It was, functionally, an allowance that was paid to a thirty-year-old starting quarterback by the man who had signed the papers when he was twenty-one, alongside his parents as his managers at the time.

Caleb leaned back in his chair, there was something else.

The European soccer star had come out of a youth academy Jayson had “mentored.” The film director had met Jayson at twenty-one, during one of Jayson’s parties.

The young classical musician had been photographed beside Jayson, at sixteen, at a benefit in Prague, and had then not been photographed with him again until the musician’s twentieth birthday, which had been held at Jayson’s property in Atherton, CA.

The patterns were all there on paper.

Exceptional young men, found early, underwritten financially, moved through a series of private settings in which Jayson was always present.

Money kept them attached. Sub-contractual understanding that none of them were free to say no to the next invitation, because the next invitation was attached to the check that paid for the house, their families’ well-being, and the life they had all dreamed about.

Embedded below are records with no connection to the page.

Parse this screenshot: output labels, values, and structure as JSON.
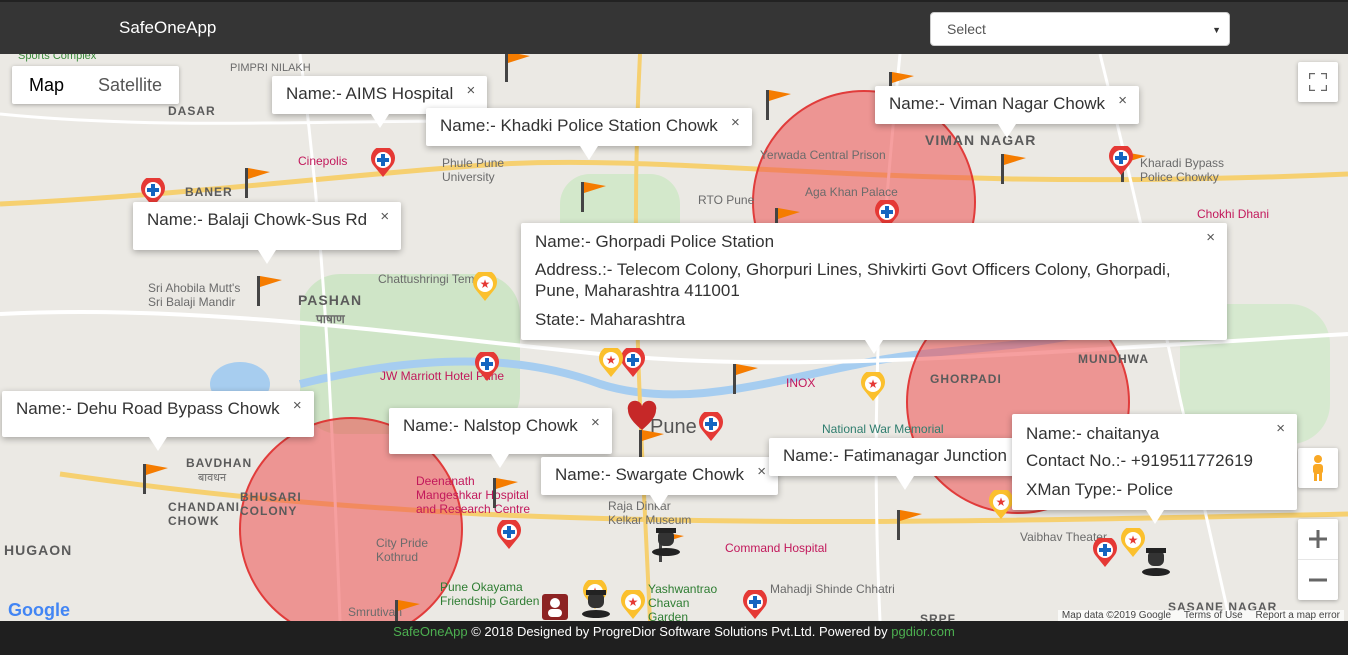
{
  "app": {
    "title": "SafeOneApp"
  },
  "header": {
    "select_value": "Select"
  },
  "map": {
    "type_controls": [
      "Map",
      "Satellite"
    ],
    "active_type": "Map",
    "google_logo": "Google",
    "attribution": [
      "Map data ©2019 Google",
      "Terms of Use",
      "Report a map error"
    ],
    "area_labels": {
      "pimpri_nilakh": "PIMPRI NILAKH",
      "dasar": "DASAR",
      "baner": "BANER",
      "pashan": "PASHAN",
      "pashan_local": "पाषाण",
      "viman_nagar": "VIMAN NAGAR",
      "bavdhan": "BAVDHAN",
      "bavdhan_local": "बावधन",
      "bhusari_colony": "BHUSARI COLONY",
      "chandani_chowk": "CHANDANI CHOWK",
      "hugaon": "HUGAON",
      "ghorpadi": "GHORPADI",
      "mundhwa": "MUNDHWA",
      "pune": "Pune",
      "sasane_nagar": "SASANE NAGAR",
      "srpf": "SRPF"
    },
    "poi_labels": {
      "cinepolis": "Cinepolis",
      "phule_pune_university": "Phule Pune University",
      "rto_pune": "RTO Pune",
      "yerwada_prison": "Yerwada Central Prison",
      "aga_khan_palace": "Aga Khan Palace",
      "kharadi_bypass": "Kharadi Bypass Police Chowky",
      "chokhi_dhani": "Chokhi Dhani",
      "chattushringi": "Chattushringi Temple",
      "sri_ahobila": "Sri Ahobila Mutt's Sri Balaji Mandir",
      "jw_marriott": "JW Marriott Hotel Pune",
      "inox": "INOX",
      "national_war_memorial": "National War Memorial",
      "deenanath": "Deenanath Mangeshkar Hospital and Research Centre",
      "city_pride": "City Pride Kothrud",
      "raja_dinkar": "Raja Dinkar Kelkar Museum",
      "command_hospital": "Command Hospital",
      "vaibhav_theater": "Vaibhav Theater",
      "yashwantrao": "Yashwantrao Chavan Garden",
      "mahadji": "Mahadji Shinde Chhatri",
      "pune_okayama": "Pune Okayama Friendship Garden",
      "smrutivan": "Smrutivan",
      "sports_complex": "Sports Complex"
    },
    "info_windows": [
      {
        "id": "aims",
        "lines": [
          "Name:- AIMS Hospital"
        ]
      },
      {
        "id": "khadki",
        "lines": [
          "Name:- Khadki Police Station Chowk"
        ]
      },
      {
        "id": "viman",
        "lines": [
          "Name:- Viman Nagar Chowk"
        ]
      },
      {
        "id": "balaji",
        "lines": [
          "Name:- Balaji Chowk-Sus Rd"
        ]
      },
      {
        "id": "ghorpadi",
        "lines": [
          "Name:- Ghorpadi Police Station",
          "Address.:- Telecom Colony, Ghorpuri Lines, Shivkirti Govt Officers Colony, Ghorpadi, Pune, Maharashtra 411001",
          "State:- Maharashtra"
        ]
      },
      {
        "id": "dehu",
        "lines": [
          "Name:- Dehu Road Bypass Chowk"
        ]
      },
      {
        "id": "nalstop",
        "lines": [
          "Name:- Nalstop Chowk"
        ]
      },
      {
        "id": "swargate",
        "lines": [
          "Name:- Swargate Chowk"
        ]
      },
      {
        "id": "fatimanagar",
        "lines": [
          "Name:- Fatimanagar Junction"
        ]
      },
      {
        "id": "chaitanya",
        "lines": [
          "Name:- chaitanya",
          "Contact No.:- +919511772619",
          "XMan Type:- Police"
        ]
      }
    ],
    "close_glyph": "×"
  },
  "footer": {
    "brand": "SafeOneApp",
    "text": " © 2018 Designed by ProgreDior Software Solutions Pvt.Ltd. Powered by ",
    "link": "pgdior.com"
  },
  "colors": {
    "header_bg": "#353535",
    "footer_bg": "#1f1f1f",
    "accent_green": "#4caf50",
    "circle_fill": "#ee5050",
    "flag": "#f57c00"
  },
  "icons": [
    "fullscreen-icon",
    "pegman-icon",
    "zoom-in-icon",
    "zoom-out-icon",
    "flag-marker-icon",
    "hospital-marker-icon",
    "star-marker-icon",
    "police-marker-icon",
    "heart-marker-icon"
  ]
}
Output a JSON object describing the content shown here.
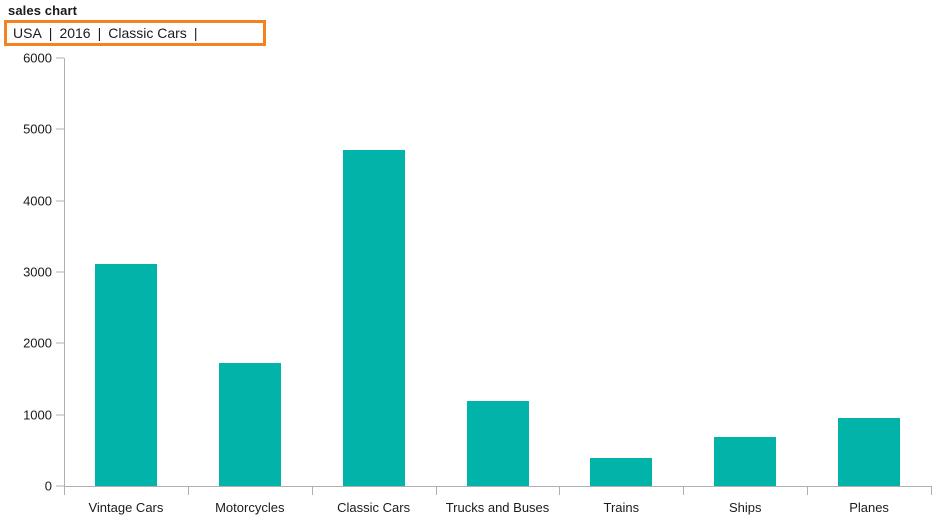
{
  "header": {
    "title": "sales chart",
    "breadcrumb": {
      "separator": "|",
      "items": [
        "USA",
        "2016",
        "Classic Cars"
      ]
    }
  },
  "colors": {
    "bar": "#02B3AA",
    "breadcrumb_border": "#F58220",
    "axis": "#b0b0b0",
    "text": "#1b1b1b"
  },
  "chart_data": {
    "type": "bar",
    "title": "sales chart",
    "xlabel": "",
    "ylabel": "",
    "ylim": [
      0,
      6000
    ],
    "yticks": [
      0,
      1000,
      2000,
      3000,
      4000,
      5000,
      6000
    ],
    "ytick_labels": [
      "0",
      "1000",
      "2000",
      "3000",
      "4000",
      "5000",
      "6000"
    ],
    "grid": false,
    "legend": false,
    "categories": [
      "Vintage Cars",
      "Motorcycles",
      "Classic Cars",
      "Trucks and Buses",
      "Trains",
      "Ships",
      "Planes"
    ],
    "values": [
      3110,
      1725,
      4710,
      1190,
      395,
      690,
      955
    ]
  }
}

And Piper Ashton was the fourth name. Piper was also the only one that was currently in the public eye.

Caleb had known Piper’s public story for years, like everyone had. Father killed in a highway accident on Pacific Coast Highway. A fame-hungry mother who had disappeared from the public eye, and the trades said she went dark post-rehab which was unlike her.

The official version was that Jayson had been there for a young man with nobody functional present.

The other version, the version Caleb was now staring at on two monitors at three in the morning, was that Jayson had been there for the kind of young man he wanted to acquire.

Caleb reached for his phone and the call connected on the second ring.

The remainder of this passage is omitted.